Woolf continually comes back to her main idea that money is an essential part of allowing women to write great fiction. While this is usually expressed as the need for money to provide less hostile living situations and more independence, here she makes the point that getting money for something legitimizes that very thing. Therefore, the more women are paid for their writing, the more it will be accepted as literature.


Cleopatra's only feeling about Octavia is one of jealousy.

Mary Beton, Chapter 5

In men's fiction women's relationships with each other are not friendly. They compete with each other for men or are jealous of other women because men find them attractive. Cleopatra is jealous of Octavia because Antony marries Octavia.

However, in Mary Carmichael's novel, two women are friends and colleagues. They have a relationship apart from men, one that is invisible to men.


Suppose ... men were only represented in literature as ... lovers of women ... how literature would suffer!

Mary Beton, Chapter 5

Mary Beton makes the point that in fiction written by men, women are only seen in relation to the men who are their lovers. To make her point clear, she asks the audience to imagine what literature would look like if the only stories told about men were ones in which they were women's lovers. What if this were men's only role in stories?


Fellows and scholars only allowed on the grass! ... Aspiring and graceful female novelists this way!

Mary Beton, Chapter 5

As she reads Mary Carmichael's book, Mary Beton worries "the bishops and ... patriarchs" will obstruct Carmichael with their rules and conventions that keep women from rising. The first sentence refers to the experiences Mary Beton has in Chapter 1—a man shoos her off the grass and onto the path, and another blocks her from entering the library.

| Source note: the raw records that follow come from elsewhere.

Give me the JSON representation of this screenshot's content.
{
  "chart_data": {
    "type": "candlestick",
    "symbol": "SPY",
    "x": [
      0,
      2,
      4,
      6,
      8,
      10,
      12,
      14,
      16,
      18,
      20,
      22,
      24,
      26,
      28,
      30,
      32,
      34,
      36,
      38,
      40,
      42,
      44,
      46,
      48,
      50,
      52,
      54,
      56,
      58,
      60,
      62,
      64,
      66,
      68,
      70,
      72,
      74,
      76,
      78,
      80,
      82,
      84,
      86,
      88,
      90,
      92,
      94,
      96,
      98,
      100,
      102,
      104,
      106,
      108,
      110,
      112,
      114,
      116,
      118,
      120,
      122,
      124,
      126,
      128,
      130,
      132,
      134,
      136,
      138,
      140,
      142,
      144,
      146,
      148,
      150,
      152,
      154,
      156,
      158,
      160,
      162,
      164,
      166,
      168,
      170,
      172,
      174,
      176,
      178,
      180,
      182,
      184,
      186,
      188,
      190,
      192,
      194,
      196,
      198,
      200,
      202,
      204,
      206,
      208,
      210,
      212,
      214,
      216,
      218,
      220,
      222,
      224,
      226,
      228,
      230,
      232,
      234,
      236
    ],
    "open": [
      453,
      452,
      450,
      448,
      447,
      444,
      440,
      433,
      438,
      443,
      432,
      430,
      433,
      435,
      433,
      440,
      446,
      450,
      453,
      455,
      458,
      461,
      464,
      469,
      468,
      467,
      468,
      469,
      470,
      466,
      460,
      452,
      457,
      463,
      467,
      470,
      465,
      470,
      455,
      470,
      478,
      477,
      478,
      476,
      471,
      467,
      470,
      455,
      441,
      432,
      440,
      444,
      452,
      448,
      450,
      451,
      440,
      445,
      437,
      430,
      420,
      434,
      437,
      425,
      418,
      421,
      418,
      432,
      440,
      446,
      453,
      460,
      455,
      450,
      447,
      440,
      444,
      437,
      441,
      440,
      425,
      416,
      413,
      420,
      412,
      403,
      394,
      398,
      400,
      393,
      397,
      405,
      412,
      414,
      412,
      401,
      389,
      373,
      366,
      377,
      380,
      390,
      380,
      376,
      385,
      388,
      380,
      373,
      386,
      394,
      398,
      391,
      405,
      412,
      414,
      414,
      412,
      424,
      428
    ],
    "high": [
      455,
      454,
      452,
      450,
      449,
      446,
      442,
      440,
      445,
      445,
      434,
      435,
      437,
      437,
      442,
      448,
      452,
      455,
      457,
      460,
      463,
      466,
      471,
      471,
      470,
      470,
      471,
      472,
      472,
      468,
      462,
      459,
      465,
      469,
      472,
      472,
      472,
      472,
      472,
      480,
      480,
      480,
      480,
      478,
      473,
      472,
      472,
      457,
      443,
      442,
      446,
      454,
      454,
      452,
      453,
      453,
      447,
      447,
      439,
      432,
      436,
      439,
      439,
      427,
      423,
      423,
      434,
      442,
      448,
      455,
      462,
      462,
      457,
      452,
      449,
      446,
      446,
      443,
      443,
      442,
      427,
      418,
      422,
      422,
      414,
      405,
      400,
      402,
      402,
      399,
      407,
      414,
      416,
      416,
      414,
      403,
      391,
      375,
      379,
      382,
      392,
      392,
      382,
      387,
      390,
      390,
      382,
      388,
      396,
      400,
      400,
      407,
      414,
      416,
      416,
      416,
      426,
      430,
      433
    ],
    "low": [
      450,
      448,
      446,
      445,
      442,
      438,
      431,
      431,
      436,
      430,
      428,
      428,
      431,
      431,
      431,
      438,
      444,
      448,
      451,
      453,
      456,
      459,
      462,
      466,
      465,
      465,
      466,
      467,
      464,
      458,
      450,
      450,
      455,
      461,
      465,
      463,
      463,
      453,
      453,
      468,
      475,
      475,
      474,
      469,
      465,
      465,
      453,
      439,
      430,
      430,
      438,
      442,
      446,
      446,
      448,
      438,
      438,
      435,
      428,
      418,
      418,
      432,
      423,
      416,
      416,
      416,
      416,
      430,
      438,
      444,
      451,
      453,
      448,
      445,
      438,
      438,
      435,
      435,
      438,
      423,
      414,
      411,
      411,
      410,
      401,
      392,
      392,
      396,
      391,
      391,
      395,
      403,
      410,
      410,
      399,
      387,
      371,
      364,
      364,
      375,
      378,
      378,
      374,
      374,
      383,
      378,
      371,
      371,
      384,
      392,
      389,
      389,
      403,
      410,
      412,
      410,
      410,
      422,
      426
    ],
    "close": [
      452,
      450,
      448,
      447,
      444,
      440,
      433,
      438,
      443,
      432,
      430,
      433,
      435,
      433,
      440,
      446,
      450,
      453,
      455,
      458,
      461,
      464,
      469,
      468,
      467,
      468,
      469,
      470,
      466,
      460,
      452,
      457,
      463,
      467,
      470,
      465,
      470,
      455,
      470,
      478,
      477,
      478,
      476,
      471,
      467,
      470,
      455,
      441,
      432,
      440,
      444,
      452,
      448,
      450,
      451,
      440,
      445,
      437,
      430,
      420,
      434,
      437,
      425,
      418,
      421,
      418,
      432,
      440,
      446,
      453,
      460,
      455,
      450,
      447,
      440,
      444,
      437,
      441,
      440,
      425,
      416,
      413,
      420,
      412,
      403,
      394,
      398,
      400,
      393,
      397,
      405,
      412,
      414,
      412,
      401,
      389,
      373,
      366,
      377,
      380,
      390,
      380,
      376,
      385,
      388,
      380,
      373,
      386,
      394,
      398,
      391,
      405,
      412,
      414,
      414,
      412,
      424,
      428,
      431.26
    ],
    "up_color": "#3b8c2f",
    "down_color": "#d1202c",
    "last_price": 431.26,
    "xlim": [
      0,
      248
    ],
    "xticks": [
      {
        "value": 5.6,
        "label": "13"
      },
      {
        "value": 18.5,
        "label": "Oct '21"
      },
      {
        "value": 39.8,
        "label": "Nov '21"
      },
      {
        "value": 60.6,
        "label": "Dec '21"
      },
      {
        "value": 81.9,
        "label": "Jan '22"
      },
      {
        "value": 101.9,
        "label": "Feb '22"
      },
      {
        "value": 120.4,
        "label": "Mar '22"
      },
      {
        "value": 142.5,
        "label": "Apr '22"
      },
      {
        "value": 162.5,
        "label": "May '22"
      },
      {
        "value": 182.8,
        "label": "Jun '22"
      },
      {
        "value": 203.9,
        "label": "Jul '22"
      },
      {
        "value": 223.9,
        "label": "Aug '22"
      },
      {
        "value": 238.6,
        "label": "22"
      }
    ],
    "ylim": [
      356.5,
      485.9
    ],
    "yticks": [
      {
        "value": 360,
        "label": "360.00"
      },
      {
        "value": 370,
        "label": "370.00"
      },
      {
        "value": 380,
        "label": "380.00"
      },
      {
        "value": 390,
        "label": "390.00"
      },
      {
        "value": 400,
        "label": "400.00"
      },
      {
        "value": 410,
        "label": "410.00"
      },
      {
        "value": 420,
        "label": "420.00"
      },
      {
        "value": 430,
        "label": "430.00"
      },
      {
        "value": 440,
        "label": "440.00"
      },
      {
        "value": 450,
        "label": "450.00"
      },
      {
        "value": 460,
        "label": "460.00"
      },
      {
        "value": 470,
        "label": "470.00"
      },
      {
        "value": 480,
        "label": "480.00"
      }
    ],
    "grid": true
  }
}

The second sentence refers to the idea women are equipped for novel writing but not other kinds of writing, and that graceful women are more accepted as writers than less beautiful or wealthy women.


Some marriage of opposites has to be consummated.

Mary Beton, Chapter 6

The "marriage of opposites" Mary Beton refers to is the "marriage" of male and female parts of the brain. If these two parts do not work together, the brain will be too female or too male, both of which diminish the greatness of the writing.


Intellectual freedom depends upon material things. Poetry depends upon intellectual freedom.

Narrator, Chapter 6

At the end of the essay, Woolf assumes control of the voice again and sums up her argument by drawing a straight line from material things—like money and a room of one's own—to the ability to produce works of genius. She follows these statements with: "Women ... have not had a ... chance of writing poetry," and ends with, "That is why I have laid ... stress on money and a room of one's own."